Not satisfied with a near death-grip on working-class Americans earning less than $70,000 dollars a year, the management of Wal-Mart violated the second part of Sam Walton’s vision by attempting to move “upscale.” This created a double-whammy of negative results. Shoppers higher on the economic scale were not attracted to Wal-Mart and the traditional customer of the company began to literally be priced out of the store.

It is worth repeating Sam Walton’s fundamental vision for the company: “Everyday low prices for the American (now read ‘worldwide’) working class.” When the company diverted from this vision and implemented a copycat strategy, is it any wonder that growth began to slow?

This criticism of Wal-Mart management does not mean that large, successful companies should obstinately cling to the status quo and resist innovation and change. Such an approach can be even more destructive to a company’s future. Any company – large or small – should constantly seek out innovation and lead change. But this should be done within the scope of its fundamental vision.

Sam Walton was the epitome of the consummate entrepreneur who is never satisfied with the way things are and constantly seeks change and innovation to make things the way they should be. Clearly, considering the competition he faced in building Wal-Mart, Mr. Sam would have failed had he not been the way he was. However, he did so within the framework of his basic vision for the company. Mr. Sam understood – obviously better than current management – that what you seek to achieve, i.e. “everyday low prices” should be inviolate, while how the vision is achieved is constantly open to change and innovation.

The current management of Wal-Mart has admitted that their diversion from the company’s basic vision was a serious mistake and has vowed to recapture Mr. Sam’s winning formula. Yeah, sure! It may be that the size and power of the Wal-Mart franchise will provide the resources and time to do so, but the odds of it happening are slim. For one thing, bureaucrats, not entrepreneurs, are now running Wal-Mart. These bureaucrats have already shown a proclivity to copy and follow, not innovate and lead. They have also shown a failure to understand the difference between strategic vision and tactics. But what is more troublesome for Wal-Mart management is rebuilding the company’s credibility. Once the core vision of a company has been compromised, it is very difficult to regain. Actions by the current Wal-Mart management have frustrated and confused not only the employees and suppliers of Wal-Mart, but even more critically, the customers.

Few companies had as much trust and credibility with the customer than had Wal-Mart. The customer knew what to expect and what they would get. Once that bond of trust and credibility is broken, it is very difficult to repair. If you win with the customer by specifically differentiating yourself from others and by appealing directly to their needs, it is problematic that the trust and credibility can be maintained when you begin to copy what others do. Sam Walton would be sad. And what really made him different is that he would be sad both for the company and the customers.

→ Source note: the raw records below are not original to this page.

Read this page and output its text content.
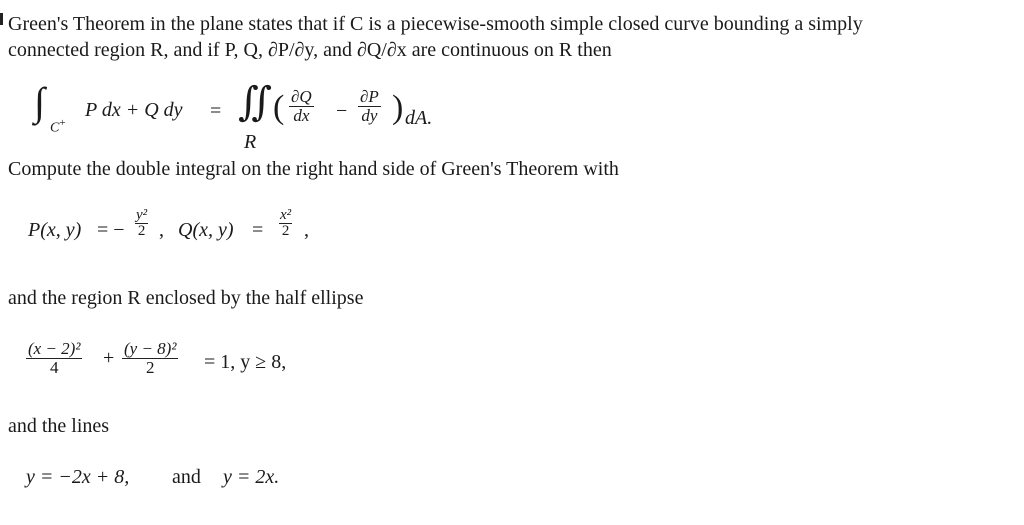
Green's Theorem in the plane states that if C is a piecewise-smooth simple closed curve bounding a simply
connected region R, and if P, Q, ∂P/∂y, and ∂Q/∂x are continuous on R then
∫
C+
P dx + Q dy = ∬
R
( $\frac{\partial Q}{dx} - \frac{\partial P}{dy}$ ) dA.
Compute the double integral on the right hand side of Green's Theorem with
P(x, y) = −
y²
2 , Q(x, y) =
x²
2 ,
and the region R enclosed by the half ellipse
$\frac{\text{(x − 2)²}}{4} + \frac{\text{(y − 8)²}}{2} = 1$, y ≥ 8,
and the lines
y = −2x + 8, and y = 2x.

And the Moral of the Story …

If you can make it better, then fine, but if it ain’t broke, don’t fix it. The phenomenal success of Wal-Mart proved that the basic vision and focus of Sam Walton to “provide everyday low prices to the American working class,” was the driver of that success. Change and innovation should always be sought to buttress the vision, but not to change it. There is a good leadership lesson to learn here: You can tinker with the toys, but not that you are in the toy business.